Non-tracial free graph von Neumann algebras

TL;DR

This paper classifies non-tracial free graph von Neumann algebras based on edge weightings, showing they are either interpolated free group factors or free Araki-Woods factors, with explicit dependence on graph structure and weights.

Contribution

It extends previous results from vertex weightings to edge weightings, identifying the isomorphism class as either a free group factor or a free Araki-Woods factor, depending on the subgroup generated by edge weights.

Findings

Classifies von Neumann algebras from weighted graphs.

Determines when the algebra is a free group factor or a free Araki-Woods factor.

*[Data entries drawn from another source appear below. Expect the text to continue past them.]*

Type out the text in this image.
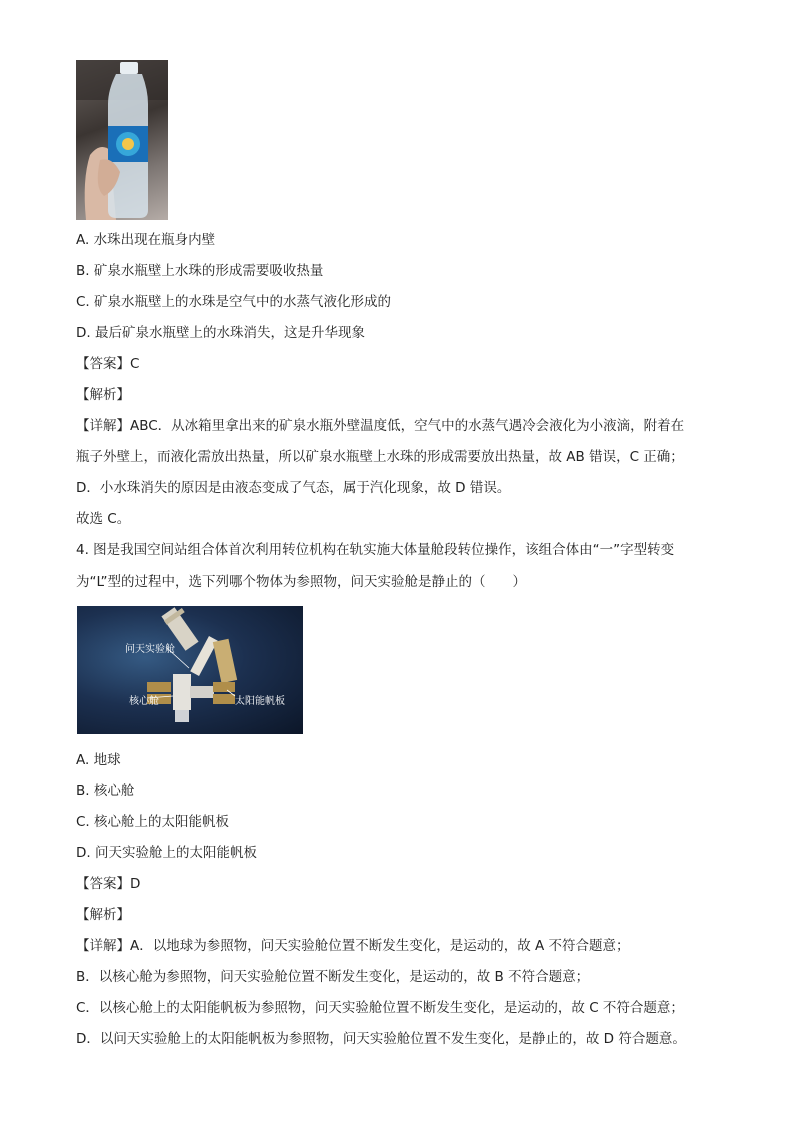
A. 水珠出现在瓶身内壁
B. 矿泉水瓶壁上水珠的形成需要吸收热量
C. 矿泉水瓶壁上的水珠是空气中的水蒸气液化形成的
D. 最后矿泉水瓶壁上的水珠消失，这是升华现象
【答案】C
【解析】
【详解】ABC．从冰箱里拿出来的矿泉水瓶外壁温度低，空气中的水蒸气遇冷会液化为小液滴，附着在
瓶子外壁上，而液化需放出热量，所以矿泉水瓶壁上水珠的形成需要放出热量，故 AB 错误，C 正确；
D．小水珠消失的原因是由液态变成了气态，属于汽化现象，故 D 错误。
故选 C。
4. 图是我国空间站组合体首次利用转位机构在轨实施大体量舱段转位操作，该组合体由“一”字型转变
为“L”型的过程中，选下列哪个物体为参照物，问天实验舱是静止的（　　）
问天实验舱
核心舱	太阳能帆板
A. 地球
B. 核心舱
C. 核心舱上的太阳能帆板
D. 问天实验舱上的太阳能帆板
【答案】D
【解析】
【详解】A．以地球为参照物，问天实验舱位置不断发生变化，是运动的，故 A 不符合题意；
B．以核心舱为参照物，问天实验舱位置不断发生变化，是运动的，故 B 不符合题意；
C．以核心舱上的太阳能帆板为参照物，问天实验舱位置不断发生变化，是运动的，故 C 不符合题意；
D．以问天实验舱上的太阳能帆板为参照物，问天实验舱位置不发生变化，是静止的，故 D 符合题意。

Provides explicit spectral and structural descriptions based on graph weights.

Abstract

Given a finite, directed, connected graph $\Gamma$ equipped with a weighting $\mu$ on its edges, we provide a construction of a von Neumann algebra equipped with a faithful, normal, positive linear functional $(\mathcal{M}(\Gamma,\mu),\varphi)$. When the weighting $\mu$ is instead on the vertices of $\Gamma$, the first author showed the isomorphism class of $(\mathcal{M}(\Gamma,\mu),\varphi)$ depends only on the data $(\Gamma,\mu)$ and is an interpolated free group factor equipped with a scaling of its unique trace (possibly direct sum copies of $\mathbb{C}$). Moreover, the free dimension of the interpolated free group factor is easily computed from $\mu$. In this paper, we show for a weighting $\mu$ on the edges of $\Gamma$ that the isomorphism class of $(\mathcal{M}(\Gamma,\mu),\varphi)$ depends only on the data $(\Gamma,\mu)$, and is either as in the vertex weighting case or is a free Araki-Woods factor equipped with a scaling of its free quasi-free state (possibly direct sum copies of $\mathbb{C}$). The latter occurs when the subgroup of $\mathbb{R}^+$ generated by $\mu(e_1)\cdots \mu(e_n)$ for loops $e_1\cdots e_n$ in $\Gamma$ is non-trivial, and in this case the point spectrum of the free quasi-free state will be precisely this subgroup. As an application, we give the isomorphism type of some infinite index subfactors considered previously by Jones and Penneys.